La elección, "romántica", fue Barcelona, donde llegó en 1976: "Tres meses después de la muerte de Franco y tres antes del golpe de Estado en mi país". El diseñador América Sánchez, a quien había conocido unos años antes, sirvió de imán.
No le pudo ir mejor a la fotografía española, un poco enredada en una época vanguardista y de experimentación que quizá representaba como nadie en Madrid la revista Nueva lente.
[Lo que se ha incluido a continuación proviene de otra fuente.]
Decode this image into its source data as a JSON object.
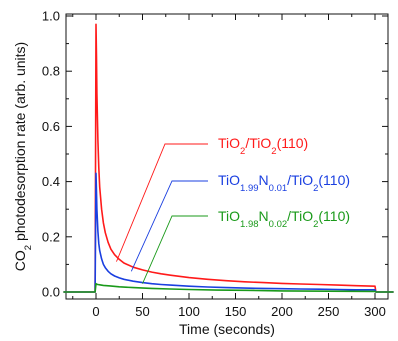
{
  "chart_data": {
    "type": "line",
    "title": "",
    "xlabel": "Time (seconds)",
    "ylabel_parts": [
      {
        "text": "CO",
        "sub": false
      },
      {
        "text": "2",
        "sub": true
      },
      {
        "text": " photodesorption rate (arb. units)",
        "sub": false
      }
    ],
    "xlim": [
      -35,
      320
    ],
    "ylim": [
      -0.02,
      1.0
    ],
    "x_ticks": [
      0,
      50,
      100,
      150,
      200,
      250,
      300
    ],
    "x_tick_labels": [
      "0",
      "50",
      "100",
      "150",
      "200",
      "250",
      "300"
    ],
    "y_ticks": [
      0.0,
      0.2,
      0.4,
      0.6,
      0.8,
      1.0
    ],
    "y_tick_labels": [
      "0.0",
      "0.2",
      "0.4",
      "0.6",
      "0.8",
      "1.0"
    ],
    "grid": false,
    "series": [
      {
        "color": "#ff1a1a",
        "label_parts": [
          {
            "text": "TiO",
            "sub": false
          },
          {
            "text": "2",
            "sub": true
          },
          {
            "text": "/TiO",
            "sub": false
          },
          {
            "text": "2",
            "sub": true
          },
          {
            "text": "(110)",
            "sub": false
          }
        ],
        "x": [
          -35,
          -30,
          -25,
          -20,
          -15,
          -10,
          -5,
          -1,
          0,
          0.5,
          1,
          2,
          3,
          4,
          6,
          8,
          10,
          13,
          16,
          20,
          25,
          30,
          40,
          50,
          60,
          70,
          80,
          100,
          120,
          140,
          160,
          180,
          200,
          220,
          240,
          260,
          280,
          300,
          301,
          310,
          320
        ],
        "y": [
          0.0,
          0.0,
          0.0,
          0.0,
          0.0,
          0.0,
          0.0,
          0.0,
          0.97,
          0.85,
          0.72,
          0.55,
          0.45,
          0.38,
          0.3,
          0.25,
          0.215,
          0.18,
          0.155,
          0.135,
          0.118,
          0.105,
          0.09,
          0.08,
          0.072,
          0.066,
          0.061,
          0.052,
          0.046,
          0.041,
          0.037,
          0.034,
          0.031,
          0.029,
          0.027,
          0.025,
          0.023,
          0.021,
          0.0,
          0.0,
          0.0
        ]
      },
      {
        "color": "#1a3fe0",
        "label_parts": [
          {
            "text": "TiO",
            "sub": false
          },
          {
            "text": "1.99",
            "sub": true
          },
          {
            "text": "N",
            "sub": false
          },
          {
            "text": "0.01",
            "sub": true
          },
          {
            "text": "/TiO",
            "sub": false
          },
          {
            "text": "2",
            "sub": true
          },
          {
            "text": "(110)",
            "sub": false
          }
        ],
        "x": [
          -35,
          -30,
          -25,
          -20,
          -15,
          -10,
          -5,
          -1,
          0,
          0.5,
          1,
          2,
          3,
          4,
          6,
          8,
          10,
          13,
          16,
          20,
          25,
          30,
          40,
          50,
          60,
          70,
          80,
          100,
          120,
          140,
          160,
          180,
          200,
          220,
          240,
          260,
          280,
          300,
          301,
          310,
          320
        ],
        "y": [
          0.0,
          0.0,
          0.0,
          0.0,
          0.0,
          0.0,
          0.0,
          0.0,
          0.43,
          0.36,
          0.3,
          0.22,
          0.175,
          0.15,
          0.12,
          0.1,
          0.088,
          0.075,
          0.066,
          0.058,
          0.051,
          0.046,
          0.039,
          0.034,
          0.03,
          0.027,
          0.025,
          0.021,
          0.018,
          0.016,
          0.014,
          0.013,
          0.012,
          0.011,
          0.01,
          0.009,
          0.008,
          0.008,
          0.0,
          0.0,
          0.0
        ]
      },
      {
        "color": "#1a9a1a",
        "label_parts": [
          {
            "text": "TiO",
            "sub": false
          },
          {
            "text": "1.98",
            "sub": true
          },
          {
            "text": "N",
            "sub": false
          },
          {
            "text": "0.02",
            "sub": true
          },
          {
            "text": "/TiO",
            "sub": false
          },
          {
            "text": "2",
            "sub": true
          },
          {
            "text": "(110)",
            "sub": false
          }
        ],
        "x": [
          -35,
          -30,
          -25,
          -20,
          -15,
          -10,
          -5,
          -1,
          0,
          1,
          2,
          4,
          8,
          15,
          25,
          40,
          60,
          80,
          100,
          130,
          160,
          200,
          250,
          300,
          301,
          310,
          320
        ],
        "y": [
          0.0,
          0.0,
          0.0,
          0.0,
          0.0,
          0.0,
          0.0,
          0.0,
          0.03,
          0.028,
          0.027,
          0.026,
          0.024,
          0.022,
          0.019,
          0.016,
          0.013,
          0.011,
          0.009,
          0.007,
          0.006,
          0.004,
          0.003,
          0.002,
          0.0,
          0.0,
          0.0
        ]
      }
    ]
  }
}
En Barcelona, enseguida se convirtió en colega y, de alguna manera, en uno de los cabecillas de un grupo entre los que estaban fotógrafos como Xavier Miserachs, Toni Catany, Joan Fontcuberta y Manel Esclusa, entre otros. "Por vez primera me sentí parte de un grupo con intereses comunes", recordaría años después.
Desde entonces, su obra fue ganando reconocimiento, sí, quizá en silencio, pero con rotundidad, como sus retratos; así lo certifican el Premio Ciudad de Barcelona de Artes Plásticas (1996) y el Nacional de Fotografía (1997).
"En la realidad siempre puede haber alguna cosa de misterio; y debe ser así, porque donde no hay misterio no hay interés. En esa ambigüedad quiero que se mantenga mi obra", defendía para desvincularse del documentalismo en el que se le quería encasillar. Con ese misterio, a 48 horas de un homenaje, se fue.